According to Evans, while GDP growth is now likely to be faster than previously thought, it’s still likely to moderate from the breakneck pace seen in the first half of 2018, making it difficult for lower unemployment to help lift wage and inflationary pressures by any meaningful amount.

“The key here is that following a 2.4% growth rate in 2017, the economy will only register a single above potential growth performance before slowing back to slightly below potential in 2019 with a modest above potential lift in 2020,” he says.

“There is unlikely to be much sustained progress in closing the output gap and delivering higher wage and price inflation outcomes.”

So opposed to the RBA who are banking upon sustained, above-trend growth to help lower unemployment and gradually boost wages, Westpac says the recent growth spurt is unlikely to be maintained, forecasting that GDP will grow by 2.7% next year before picking up to 3% in 2020.

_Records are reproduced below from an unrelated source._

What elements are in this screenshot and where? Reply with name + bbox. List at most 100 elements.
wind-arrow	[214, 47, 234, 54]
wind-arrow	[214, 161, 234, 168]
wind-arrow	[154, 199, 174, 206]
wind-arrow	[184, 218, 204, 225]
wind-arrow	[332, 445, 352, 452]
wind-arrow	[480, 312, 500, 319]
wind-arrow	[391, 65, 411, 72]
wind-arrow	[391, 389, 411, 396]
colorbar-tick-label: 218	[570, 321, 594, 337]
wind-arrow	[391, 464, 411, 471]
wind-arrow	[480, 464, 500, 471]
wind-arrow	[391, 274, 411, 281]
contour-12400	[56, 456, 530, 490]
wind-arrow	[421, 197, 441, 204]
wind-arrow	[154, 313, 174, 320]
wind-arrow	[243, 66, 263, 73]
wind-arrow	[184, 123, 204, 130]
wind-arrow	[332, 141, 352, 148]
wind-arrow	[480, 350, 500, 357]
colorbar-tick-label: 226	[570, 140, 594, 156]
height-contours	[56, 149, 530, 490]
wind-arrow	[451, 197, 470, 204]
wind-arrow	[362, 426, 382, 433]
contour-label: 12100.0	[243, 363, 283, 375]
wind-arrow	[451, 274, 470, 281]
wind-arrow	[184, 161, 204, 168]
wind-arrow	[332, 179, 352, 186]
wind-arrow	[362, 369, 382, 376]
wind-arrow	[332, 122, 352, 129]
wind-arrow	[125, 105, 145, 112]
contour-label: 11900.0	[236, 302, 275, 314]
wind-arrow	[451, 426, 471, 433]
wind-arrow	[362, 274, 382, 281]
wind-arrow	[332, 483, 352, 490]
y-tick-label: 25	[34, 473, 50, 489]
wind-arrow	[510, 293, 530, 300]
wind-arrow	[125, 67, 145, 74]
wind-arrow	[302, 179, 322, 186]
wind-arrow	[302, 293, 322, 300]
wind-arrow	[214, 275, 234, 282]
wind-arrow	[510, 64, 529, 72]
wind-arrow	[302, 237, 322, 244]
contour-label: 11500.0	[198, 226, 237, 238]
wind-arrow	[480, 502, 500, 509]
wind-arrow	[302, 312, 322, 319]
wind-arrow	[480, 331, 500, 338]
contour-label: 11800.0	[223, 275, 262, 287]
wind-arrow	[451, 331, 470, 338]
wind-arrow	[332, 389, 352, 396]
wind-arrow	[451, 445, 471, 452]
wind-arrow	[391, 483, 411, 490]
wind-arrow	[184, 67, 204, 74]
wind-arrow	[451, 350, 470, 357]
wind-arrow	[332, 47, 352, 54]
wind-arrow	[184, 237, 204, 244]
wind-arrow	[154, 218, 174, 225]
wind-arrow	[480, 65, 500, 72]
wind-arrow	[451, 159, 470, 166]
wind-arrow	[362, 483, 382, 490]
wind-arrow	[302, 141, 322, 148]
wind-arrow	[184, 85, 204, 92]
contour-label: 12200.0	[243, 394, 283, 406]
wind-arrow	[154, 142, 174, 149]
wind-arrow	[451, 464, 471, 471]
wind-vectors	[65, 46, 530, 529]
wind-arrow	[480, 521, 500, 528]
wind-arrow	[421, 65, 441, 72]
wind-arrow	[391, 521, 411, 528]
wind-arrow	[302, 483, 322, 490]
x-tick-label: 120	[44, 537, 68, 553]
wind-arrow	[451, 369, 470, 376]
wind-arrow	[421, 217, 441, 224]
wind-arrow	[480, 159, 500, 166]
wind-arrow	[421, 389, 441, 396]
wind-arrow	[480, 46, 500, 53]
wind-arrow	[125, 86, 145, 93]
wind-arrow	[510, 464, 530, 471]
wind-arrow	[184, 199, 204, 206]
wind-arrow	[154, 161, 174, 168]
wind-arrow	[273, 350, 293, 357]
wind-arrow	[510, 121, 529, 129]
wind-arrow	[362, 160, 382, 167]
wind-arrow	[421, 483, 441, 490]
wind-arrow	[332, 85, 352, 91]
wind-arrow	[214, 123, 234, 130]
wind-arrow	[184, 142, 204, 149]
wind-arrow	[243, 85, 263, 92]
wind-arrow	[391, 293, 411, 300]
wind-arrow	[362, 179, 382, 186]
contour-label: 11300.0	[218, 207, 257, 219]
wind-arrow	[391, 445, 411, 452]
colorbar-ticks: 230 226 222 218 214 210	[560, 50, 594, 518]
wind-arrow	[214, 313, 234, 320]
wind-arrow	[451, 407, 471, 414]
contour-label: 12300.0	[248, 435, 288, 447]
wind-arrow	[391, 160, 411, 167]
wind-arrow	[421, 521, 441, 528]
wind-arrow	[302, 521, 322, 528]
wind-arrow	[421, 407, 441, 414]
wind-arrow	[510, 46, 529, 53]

Evans says there’s a multitude of factors that underpin this view, led by an expectation that consumer spending — the largest part of the economy — will slow in the coming quarters as home prices continue to fall.

“This process is expected to persist through the remainder of 2018, 2019, and well into 2020. The adjustments will be shallow but persistent,” Evans says.

“That process will see consumption per capita which has been running at a pace slightly above household income per capita drop below that pace.”

Westpac is forecasting that growth in total labour income will slow from 5% in 2017 to 3.6% in 2019 which, along with expected weakness in home prices and recent decline in the level of household saving to the lowest level in over a decade, should see “consumer spending growth slow from the current 3% to a more modest 2.6% in 2019 and 2.8% in 2020”.

Adding to headwinds for the economy, Westpac expects housing construction to decline as weaker foreign investment, credit tightening by Australian banks, higher mortgage rates and potential changes to the tax treatment of housing mitigate any tailwinds resulting from strong levels of population growth.

It also says political uncertainty will not only weigh on housing construction but also investment and employment plans from firms, two areas the RBA expects will continue to improve in the period ahead.

“Political uncertainty looks set to weigh on firms investment and employment intentions through the remainder of 2018 and 2019,” Evans says, adding “these factors have played out clearly during the election campaigns of 2013 and 2016”.

Along with a deepening drought in Australia’s eastern states, as well as an expectation that global economic growth will slow modestly in the years ahead, it helps explain why Westpac remains reluctant to get too excited about recent strong outcomes in Australian GDP leading to a faster rate tightening schedule from the RBA.

Financial markets, collectively, share a similar view to Westpac when it comes to the outlook for the RBA cash rate, pricing in a greater than 50% chance it will remain at 1.5% by the end of next year.

Earlier this month, RBA Governor Philip Lowe said that should progress towards lowering unemployment and boosting wage and inflationary pressures continue “you could expect the next move in interest rates to be up, not down”.

“This would be a sign that overall economic conditions are returning to normal and would take place against the backdrop of stronger growth in household income,” Lowe said.

“But any move still seems some way off, given the gradual nature of the progress expected on unemployment and inflation.”

Lowe, mirroring the view from financial markets, doesn’t appear to be in a rush to do anything preemptively at this point.

Partially contributing to the RBA’s caution, it described the outlook for household spending as a “continuing source of uncertainty” at its September policy meeting citing weak household income growth and high levels of indebtedness.

Markets will get further clarification on the most important part of the Australian economy today with Michele Bullock, Assistant RBA Governor, delivering a speech on “the evolution of household sector risks” to an Ai Group industry event in Albury.

Until confidence towards households begins to improve, it likely that the cash rate will remain anchored at record low levels for some time yet, fitting with the view offered by Westpac and an increasing number in financial markets.